Berbeda dengan belanja offline, belanja online tidak menggunakan sumber daya apa pun selain listrik dan data internet yang dibayar secara individual. Perbedaan antara offline dan online belanja paling jelas untuk barang digital seperti perangkat lunak komputer, elektronik buku, musik, dan video. Barang digital dikirim secara elektronik tanpa ada biaya transportasi tambahan ketika barang-barang ini dibeli secara offline, adanya biaya kirim yang dikeluarkan. Tentu saja barang non-digital yang dibeli online harus dikirim ke rumah juga dalam hal ini biaya sosial untuk transportasi terhubung dengan pembelian online.

 

Sebagian besar perusahaan tidak mengetahui secara aktif untuk mempertimbangkan masalah perpajakan ketika mengevaluasi bisnis dibidang e-commerce, bagaimana faktor-faktor yang telah diidentifikasi mempengaruhi keputusan menerapkan sistem e-commerce seimbang dengan pertimbangan perencanaan pajak dan hambatan apa yang mungkin ada dalam praktik untuk menggunakan e-commerce untuk perencanaan pajak.

 

Karena membeli secara online membutuhkan paling banyak pengangkutan barang dan bukan orang, karena itu mungkin lebih murah secara ekonomi maupun sosial untuk membeli secara online.

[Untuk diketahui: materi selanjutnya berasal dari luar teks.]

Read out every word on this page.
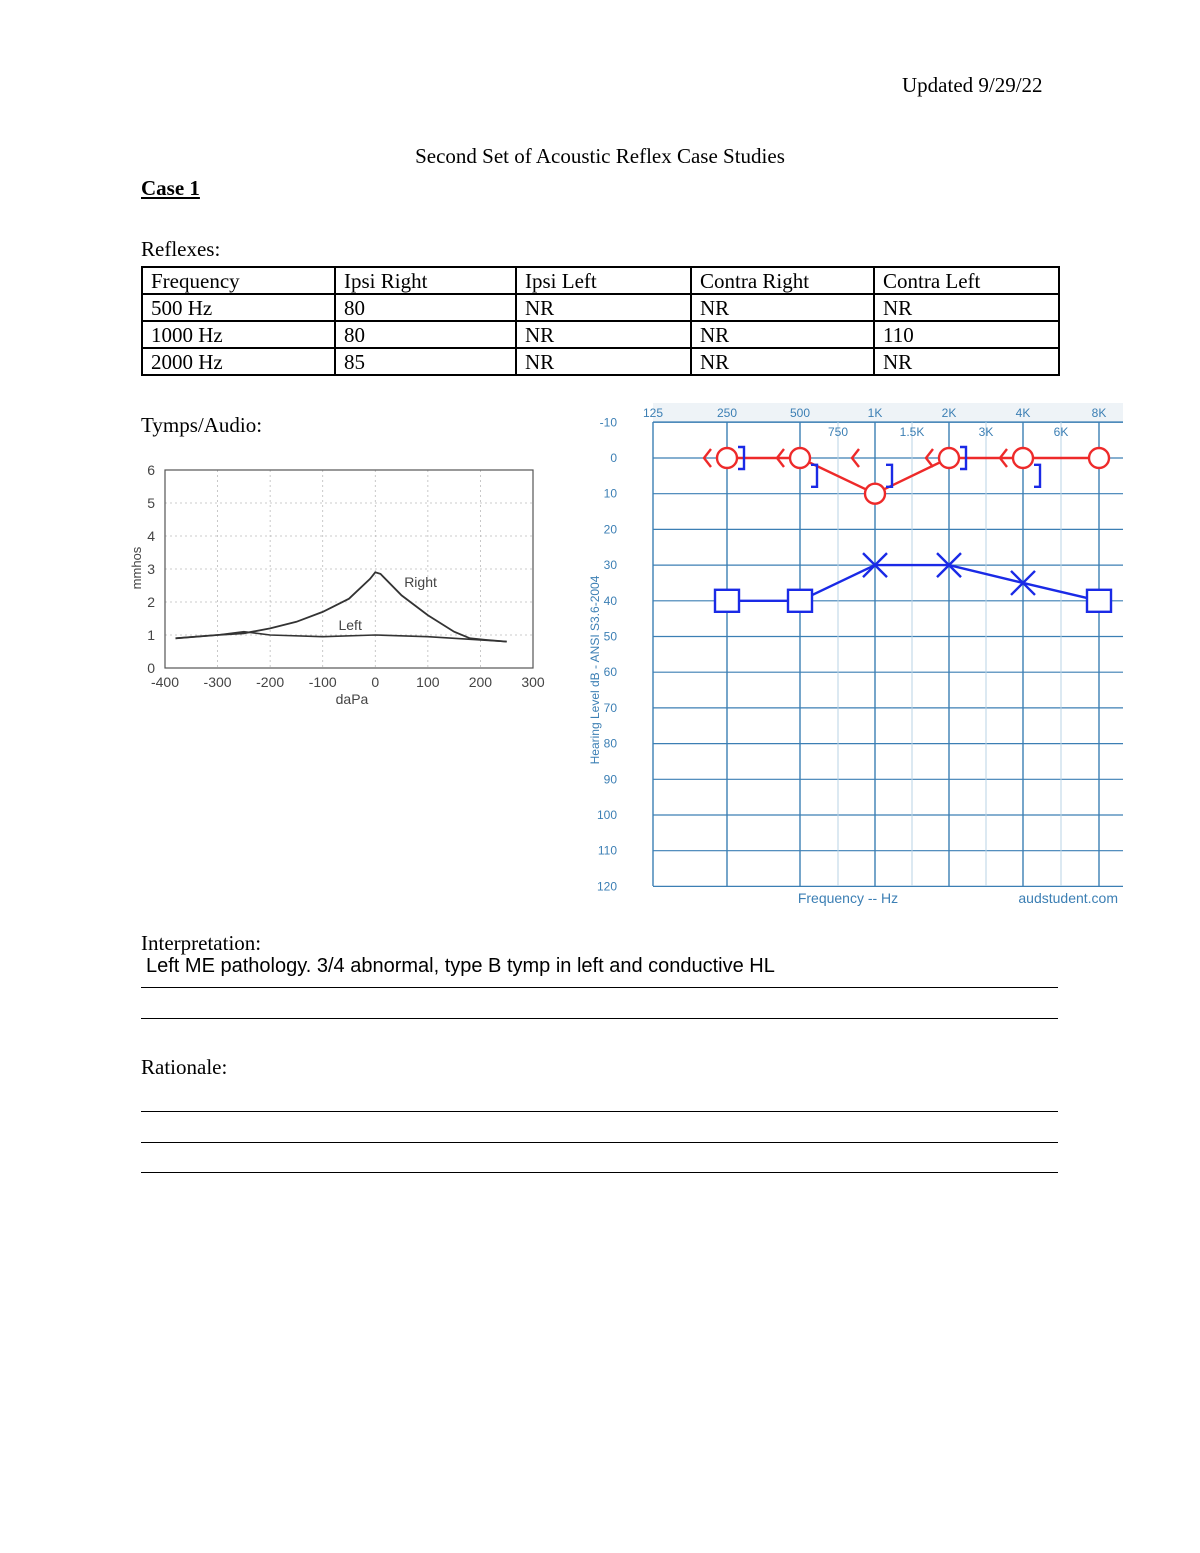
Updated 9/29/22
Second Set of Acoustic Reflex Case Studies
Case 1
Reflexes:
Frequency	Ipsi Right	Ipsi Left	Contra Right	Contra Left
500 Hz	80	NR	NR	NR
1000 Hz	80	NR	NR	110
2000 Hz	85	NR	NR	NR
Tymps/Audio:
0
1
2
3
4
5
6
-400 -300 -200 -100 0	100 200 300
mmhos
daPa
Right
Left
125	250	500	1K	2K	4K	8K
750	1.5K	3K	6K
-10
0
10
20
30
40
50
60
70
80
90
100
110
120
Hearing Level dB - ANSI S3.6-2004
Frequency -- Hz	audstudent.com
Interpretation:
Left ME pathology. 3/4 abnormal, type B tymp in left and conductive HL
Rationale:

Solusi terbaik untuk menginternalisasi biaya sosial adalah memajaki swasta kegiatan yang menimbulkan biaya ini.

 

Dampak yang pertama dari penambahan pajak adalah daya beli konsumen akan menurun. Sebelum ada pajak, para pebisnis online harus saling bertarung dalam memberikan harga yang paling ekonomis. Kini, selain memikirkan tentang persaingan harga, mereka harus juga menimbang berapakah pajak yang harus dibayarkan. Mau tidak mau, menaikkan harga menjadi hal yang paling realistis untuk dilakukan. Perputaran uang yang besar dari jual beli secara online memang merupakan ladang tersendiri bagi para penjual. Akan tetapi, pajak yang diberikan oleh pemerintah dianggap banyak pebisnis online hanya akan memberatkan mereka dalam melakukan penjualan. Dengan ditambahkan pajak, biaya yang harus dikeluarkan pasti akan bertambah dan di sisi lain, minat konsumen bisa menurun.

 

Di sisi lain, dampak pajak bisnis online ditanggapi positif dengan penjual ritel offline. Sebab, penjual ritel offline meyakini dengan adanya pungutan wajib tersebut, daya beli masyarakat untuk membeli barang secara online akan menurun. Sebaliknya, para pebisnis yang memiliki toko fisik bisa kembali meraup untung. Memang, setiap kebijakan yang dibuat pasti akan meninggalkan sisi positif dan negatif, bukan?

 

pk-gmbr-5ead3709097f36440b498872.jpg
pk-gmbr-5ead3709097f36440b498872.jpg
Pemerintah mewajibkan pedagang maupun penyedia jasa transaksi jual beli secara elektronik (e-commerce) termasuk penyedia platform marketplace melaporkan Nomor Pokok Wajib Pajak (NPWP) serta membayar pajak sesuai ketentuan, terhitung mulai 1 April 2019.

 

Kewajiban itu tertuang dalam Peraturan Menteri Keuangan (PMK) Nomor 210/PMK.010/2018 tentang Perlakuan Perpajakan atas Transaksi Perdagangan melalui Sistem Elektronik (E-commerce), yang terbit tanggal 31 Desember 2018.

 

Dasar Hukum Pengenaan PPN atas Transaksi e-Commerce: Pengenaan PPN atas transaksi e-commerce atau pajak e-commerce tertera dalam UU PPN Pasal 1, Pasal 4 ayat (1) huruf c dan huruf e, pasal 11 ayat (1) dan (2), dan pasal 13.

 

Selain tertera dalam UU PPN, dasar hukum atas pajak e-commerce ini juga tertera dalam  Peraturan Pemerintah Nomor 1 Tahun 2012 Pasal 6, Pasal 10, Pasal 11, dan Pasal 17 ayat (1), ayat (5), ayat (6), dan ayat (7).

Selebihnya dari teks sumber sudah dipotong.